Somewhere behind it, down on Dagonet’s surface, the landscape was being dissected as lance fire swept back and forth. The killing rains of energy and ballistic warheads had broken the boundaries of the capital city limits; now they were escaping to spread across the trembling ground, cutting earth like a keen skinning knife crossing soft flesh.

The burning sky cradled the arrow-prowed ship, which spun and turned as it wove a path through the cascades of plasma. No human pilot could have managed such a feat, but the Ultio’s helmsman was less a man and more the ship itself. He flew the vessel through the tides of boiling air as a bird would ride a thermal, his hands the stabilators across the bow, his legs the blazing nozzles of the thrusters, fuel-blood pumping through his rumbling engine-heart.

Ultio’s lone passenger was strapped into an acceleration couch at the very point of the ship’s cramped bridge, watching waves of heat ripple across the invisible bubble of void shields from behind a ring-framed cockpit canopy.

Kell muttered into the mastoid vox pickup affixed to his jawbone, subvocalising his words into the humming reader in the arm of the couch. As the words spilled out of him, he breathed hard and worked on attending to his injuries. The pilot had reconfigured the gravity field in the cockpit to off-set the g-force effects of their headlong flight, but Kell could still feel the pressure upon him. But he was thankful for small mercies – had he not been so protected, the lift-off acceleration from the port would have crushed him into a blackout, perhaps even punctured a lung with one of his cracked ribs.

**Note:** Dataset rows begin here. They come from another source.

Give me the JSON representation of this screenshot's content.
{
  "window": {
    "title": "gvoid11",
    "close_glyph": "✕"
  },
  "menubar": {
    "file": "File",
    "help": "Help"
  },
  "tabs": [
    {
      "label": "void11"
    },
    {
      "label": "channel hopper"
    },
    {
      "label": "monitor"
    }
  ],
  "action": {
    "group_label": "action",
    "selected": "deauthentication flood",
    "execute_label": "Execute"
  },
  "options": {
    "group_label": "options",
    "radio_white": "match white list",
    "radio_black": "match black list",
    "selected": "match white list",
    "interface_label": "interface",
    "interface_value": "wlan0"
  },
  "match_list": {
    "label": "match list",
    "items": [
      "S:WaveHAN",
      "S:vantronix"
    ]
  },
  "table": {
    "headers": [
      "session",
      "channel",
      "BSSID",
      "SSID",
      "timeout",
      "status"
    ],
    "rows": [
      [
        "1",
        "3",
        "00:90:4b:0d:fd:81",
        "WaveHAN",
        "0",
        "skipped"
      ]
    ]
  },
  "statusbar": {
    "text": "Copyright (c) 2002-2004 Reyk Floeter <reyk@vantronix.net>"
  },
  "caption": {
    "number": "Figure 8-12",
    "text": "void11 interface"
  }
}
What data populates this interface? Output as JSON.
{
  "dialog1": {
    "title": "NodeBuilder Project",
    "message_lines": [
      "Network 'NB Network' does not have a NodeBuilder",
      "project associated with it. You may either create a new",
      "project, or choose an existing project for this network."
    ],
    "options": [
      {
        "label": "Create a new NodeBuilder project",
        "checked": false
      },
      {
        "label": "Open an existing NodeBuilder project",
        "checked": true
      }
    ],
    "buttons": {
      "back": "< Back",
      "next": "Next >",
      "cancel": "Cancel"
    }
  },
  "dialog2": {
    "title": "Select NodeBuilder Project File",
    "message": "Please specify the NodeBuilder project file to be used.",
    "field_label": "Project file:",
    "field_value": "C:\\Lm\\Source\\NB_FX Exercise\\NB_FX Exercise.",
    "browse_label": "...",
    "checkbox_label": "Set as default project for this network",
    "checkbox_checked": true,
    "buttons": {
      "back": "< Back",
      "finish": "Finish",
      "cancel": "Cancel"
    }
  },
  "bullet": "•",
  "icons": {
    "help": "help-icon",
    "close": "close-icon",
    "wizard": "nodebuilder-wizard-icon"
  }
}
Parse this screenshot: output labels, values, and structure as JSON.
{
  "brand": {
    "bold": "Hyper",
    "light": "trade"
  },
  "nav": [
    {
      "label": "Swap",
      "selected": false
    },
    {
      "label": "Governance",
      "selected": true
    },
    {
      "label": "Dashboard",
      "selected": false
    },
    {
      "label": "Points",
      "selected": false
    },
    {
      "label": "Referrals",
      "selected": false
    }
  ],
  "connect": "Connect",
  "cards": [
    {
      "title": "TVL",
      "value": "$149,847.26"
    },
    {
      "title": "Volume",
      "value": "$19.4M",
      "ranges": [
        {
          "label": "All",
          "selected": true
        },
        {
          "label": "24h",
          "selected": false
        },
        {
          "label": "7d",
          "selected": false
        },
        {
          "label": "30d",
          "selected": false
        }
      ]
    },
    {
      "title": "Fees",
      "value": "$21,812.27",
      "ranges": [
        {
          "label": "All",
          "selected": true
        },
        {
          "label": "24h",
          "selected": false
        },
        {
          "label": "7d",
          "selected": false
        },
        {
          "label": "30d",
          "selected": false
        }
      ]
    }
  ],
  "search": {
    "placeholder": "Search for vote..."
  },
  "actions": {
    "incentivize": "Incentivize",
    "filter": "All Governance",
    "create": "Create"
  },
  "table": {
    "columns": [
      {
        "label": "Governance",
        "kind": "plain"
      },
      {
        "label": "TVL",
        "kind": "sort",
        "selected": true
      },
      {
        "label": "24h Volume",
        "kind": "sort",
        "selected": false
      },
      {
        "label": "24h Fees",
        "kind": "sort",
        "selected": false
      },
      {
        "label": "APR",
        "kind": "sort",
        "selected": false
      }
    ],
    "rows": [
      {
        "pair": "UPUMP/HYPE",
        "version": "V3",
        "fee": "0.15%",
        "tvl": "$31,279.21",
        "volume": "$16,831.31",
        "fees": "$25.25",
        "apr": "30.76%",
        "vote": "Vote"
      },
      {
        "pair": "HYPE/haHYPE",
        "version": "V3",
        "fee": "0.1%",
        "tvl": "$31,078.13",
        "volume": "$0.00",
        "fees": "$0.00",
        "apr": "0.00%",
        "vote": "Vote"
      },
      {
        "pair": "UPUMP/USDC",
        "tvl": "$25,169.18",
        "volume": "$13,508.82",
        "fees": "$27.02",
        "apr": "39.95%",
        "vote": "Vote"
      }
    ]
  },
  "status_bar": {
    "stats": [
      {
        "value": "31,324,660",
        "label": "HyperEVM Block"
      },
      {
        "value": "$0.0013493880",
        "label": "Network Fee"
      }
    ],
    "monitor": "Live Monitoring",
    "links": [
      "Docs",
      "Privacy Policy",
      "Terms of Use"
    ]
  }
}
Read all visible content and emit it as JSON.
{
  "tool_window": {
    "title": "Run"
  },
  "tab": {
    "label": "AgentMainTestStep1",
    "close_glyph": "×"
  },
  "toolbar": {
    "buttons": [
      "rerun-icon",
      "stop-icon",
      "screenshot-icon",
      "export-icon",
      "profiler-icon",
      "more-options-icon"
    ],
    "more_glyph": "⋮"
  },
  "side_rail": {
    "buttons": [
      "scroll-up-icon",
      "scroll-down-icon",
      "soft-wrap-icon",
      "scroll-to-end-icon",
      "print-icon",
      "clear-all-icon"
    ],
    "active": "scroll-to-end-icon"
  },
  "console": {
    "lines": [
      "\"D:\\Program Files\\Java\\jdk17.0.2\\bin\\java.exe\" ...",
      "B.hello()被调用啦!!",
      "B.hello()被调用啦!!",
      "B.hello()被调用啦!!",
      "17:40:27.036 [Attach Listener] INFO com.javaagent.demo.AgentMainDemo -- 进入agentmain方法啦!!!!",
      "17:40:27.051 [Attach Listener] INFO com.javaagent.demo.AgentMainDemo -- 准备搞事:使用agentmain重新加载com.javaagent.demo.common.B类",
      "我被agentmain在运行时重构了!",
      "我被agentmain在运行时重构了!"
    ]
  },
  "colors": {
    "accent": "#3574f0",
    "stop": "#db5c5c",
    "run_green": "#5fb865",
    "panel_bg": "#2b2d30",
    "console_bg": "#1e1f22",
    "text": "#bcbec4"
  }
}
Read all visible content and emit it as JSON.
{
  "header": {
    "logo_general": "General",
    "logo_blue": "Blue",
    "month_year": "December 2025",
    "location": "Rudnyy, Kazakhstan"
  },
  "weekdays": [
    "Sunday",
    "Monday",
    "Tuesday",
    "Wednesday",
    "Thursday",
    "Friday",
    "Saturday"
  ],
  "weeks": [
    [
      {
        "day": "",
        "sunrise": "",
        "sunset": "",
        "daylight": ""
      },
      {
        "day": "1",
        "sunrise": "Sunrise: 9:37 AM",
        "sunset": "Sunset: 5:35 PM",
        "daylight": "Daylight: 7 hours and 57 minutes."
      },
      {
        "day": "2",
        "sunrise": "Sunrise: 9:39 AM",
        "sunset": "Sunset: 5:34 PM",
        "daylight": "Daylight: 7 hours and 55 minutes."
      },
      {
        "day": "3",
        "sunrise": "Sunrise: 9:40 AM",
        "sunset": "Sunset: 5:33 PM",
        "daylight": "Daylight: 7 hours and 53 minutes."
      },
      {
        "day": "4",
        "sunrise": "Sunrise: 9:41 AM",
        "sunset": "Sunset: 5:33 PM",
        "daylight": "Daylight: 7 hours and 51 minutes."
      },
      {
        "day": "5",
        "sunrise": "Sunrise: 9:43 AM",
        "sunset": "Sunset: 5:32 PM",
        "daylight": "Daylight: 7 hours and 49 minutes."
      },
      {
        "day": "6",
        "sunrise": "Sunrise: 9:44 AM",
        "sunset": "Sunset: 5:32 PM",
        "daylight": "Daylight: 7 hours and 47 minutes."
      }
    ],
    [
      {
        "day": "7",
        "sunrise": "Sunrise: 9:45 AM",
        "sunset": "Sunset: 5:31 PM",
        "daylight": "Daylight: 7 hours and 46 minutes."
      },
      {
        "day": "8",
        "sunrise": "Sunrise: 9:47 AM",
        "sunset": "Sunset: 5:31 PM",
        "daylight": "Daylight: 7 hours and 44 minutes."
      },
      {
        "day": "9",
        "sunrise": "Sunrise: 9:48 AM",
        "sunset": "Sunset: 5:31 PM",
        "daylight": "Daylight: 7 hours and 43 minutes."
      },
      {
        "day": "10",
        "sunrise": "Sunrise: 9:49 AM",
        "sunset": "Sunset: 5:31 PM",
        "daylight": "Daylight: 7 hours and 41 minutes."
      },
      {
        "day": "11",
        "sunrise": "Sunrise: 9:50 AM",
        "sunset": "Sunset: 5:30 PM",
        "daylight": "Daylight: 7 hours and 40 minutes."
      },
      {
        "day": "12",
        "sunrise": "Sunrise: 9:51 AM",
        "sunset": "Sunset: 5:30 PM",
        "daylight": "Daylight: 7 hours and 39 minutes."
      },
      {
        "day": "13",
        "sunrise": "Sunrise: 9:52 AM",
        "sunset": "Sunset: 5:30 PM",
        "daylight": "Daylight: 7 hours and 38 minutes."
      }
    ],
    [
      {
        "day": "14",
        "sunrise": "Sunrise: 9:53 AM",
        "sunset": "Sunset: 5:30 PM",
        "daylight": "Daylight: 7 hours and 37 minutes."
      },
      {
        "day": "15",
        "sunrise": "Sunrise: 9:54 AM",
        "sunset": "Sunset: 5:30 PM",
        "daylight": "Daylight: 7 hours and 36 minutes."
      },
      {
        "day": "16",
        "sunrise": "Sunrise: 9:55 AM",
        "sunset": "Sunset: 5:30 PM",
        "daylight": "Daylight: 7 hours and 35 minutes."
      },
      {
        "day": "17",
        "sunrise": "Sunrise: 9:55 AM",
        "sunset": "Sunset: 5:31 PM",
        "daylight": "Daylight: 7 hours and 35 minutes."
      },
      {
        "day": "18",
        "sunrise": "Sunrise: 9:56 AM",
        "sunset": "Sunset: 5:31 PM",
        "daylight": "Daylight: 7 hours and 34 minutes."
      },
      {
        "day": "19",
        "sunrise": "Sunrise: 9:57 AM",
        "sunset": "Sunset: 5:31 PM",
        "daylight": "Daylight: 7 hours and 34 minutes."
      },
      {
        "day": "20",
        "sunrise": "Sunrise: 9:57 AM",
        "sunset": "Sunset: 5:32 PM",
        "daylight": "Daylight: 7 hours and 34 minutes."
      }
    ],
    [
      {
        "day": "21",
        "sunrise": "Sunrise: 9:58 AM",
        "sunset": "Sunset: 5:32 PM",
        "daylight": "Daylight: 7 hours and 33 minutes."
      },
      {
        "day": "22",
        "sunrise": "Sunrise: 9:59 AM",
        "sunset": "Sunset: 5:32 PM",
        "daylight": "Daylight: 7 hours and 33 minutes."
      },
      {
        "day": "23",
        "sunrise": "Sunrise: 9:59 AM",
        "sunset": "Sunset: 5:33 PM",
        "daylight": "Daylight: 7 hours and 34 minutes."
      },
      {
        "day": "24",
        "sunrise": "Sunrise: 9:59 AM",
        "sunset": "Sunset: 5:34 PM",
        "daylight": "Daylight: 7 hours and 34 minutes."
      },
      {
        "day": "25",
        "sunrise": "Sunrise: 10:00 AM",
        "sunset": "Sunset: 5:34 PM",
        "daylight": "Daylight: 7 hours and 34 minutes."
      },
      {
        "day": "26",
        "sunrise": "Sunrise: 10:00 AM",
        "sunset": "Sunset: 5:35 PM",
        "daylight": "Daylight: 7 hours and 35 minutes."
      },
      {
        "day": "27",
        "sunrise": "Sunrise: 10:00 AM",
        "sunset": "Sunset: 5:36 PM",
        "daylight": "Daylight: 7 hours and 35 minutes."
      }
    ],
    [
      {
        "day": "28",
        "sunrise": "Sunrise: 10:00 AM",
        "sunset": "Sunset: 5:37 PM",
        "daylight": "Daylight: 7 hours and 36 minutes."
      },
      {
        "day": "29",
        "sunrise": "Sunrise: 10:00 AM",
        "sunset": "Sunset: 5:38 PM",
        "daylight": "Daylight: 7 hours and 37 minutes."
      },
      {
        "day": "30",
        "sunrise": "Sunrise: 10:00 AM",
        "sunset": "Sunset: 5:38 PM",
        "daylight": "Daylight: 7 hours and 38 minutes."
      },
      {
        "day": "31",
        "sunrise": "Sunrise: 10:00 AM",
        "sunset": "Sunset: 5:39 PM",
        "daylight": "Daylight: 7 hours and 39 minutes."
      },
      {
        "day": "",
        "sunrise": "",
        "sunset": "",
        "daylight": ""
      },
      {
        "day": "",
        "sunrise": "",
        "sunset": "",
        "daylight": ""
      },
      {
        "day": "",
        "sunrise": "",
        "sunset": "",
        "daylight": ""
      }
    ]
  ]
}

It remained an effort to speak, though, but he did it because he knew he was duty bound to give his report. Even now, the Ultio’s clever subordinate machine-brains were uploading and encoding the contents of the memory spool from Iota’s skull-helm, and the pages of overly analytical logs Tariel had kept in his cogitator gauntlet. When they were done, that compiled nugget of dense data would be transmitted via burst-signal to the ship’s drive unit, still hiding in orbit, within the wreckage of a dead space station.

But not without his voice to join them, Kell decided. He was mission commander. At the end, the lay of the choices were his responsibility and he would not shirk that.

Finally, he ran out of words and bowed his head. Tapping the controls of the reader, he pressed the playback switch to ensure his final entry had been embedded.

My name is Eristede Kell,’ he heard himself saying. ‘Assassin-at-Marque of the Clade Vindicare, Epsilon-dan. And I have defied my orders.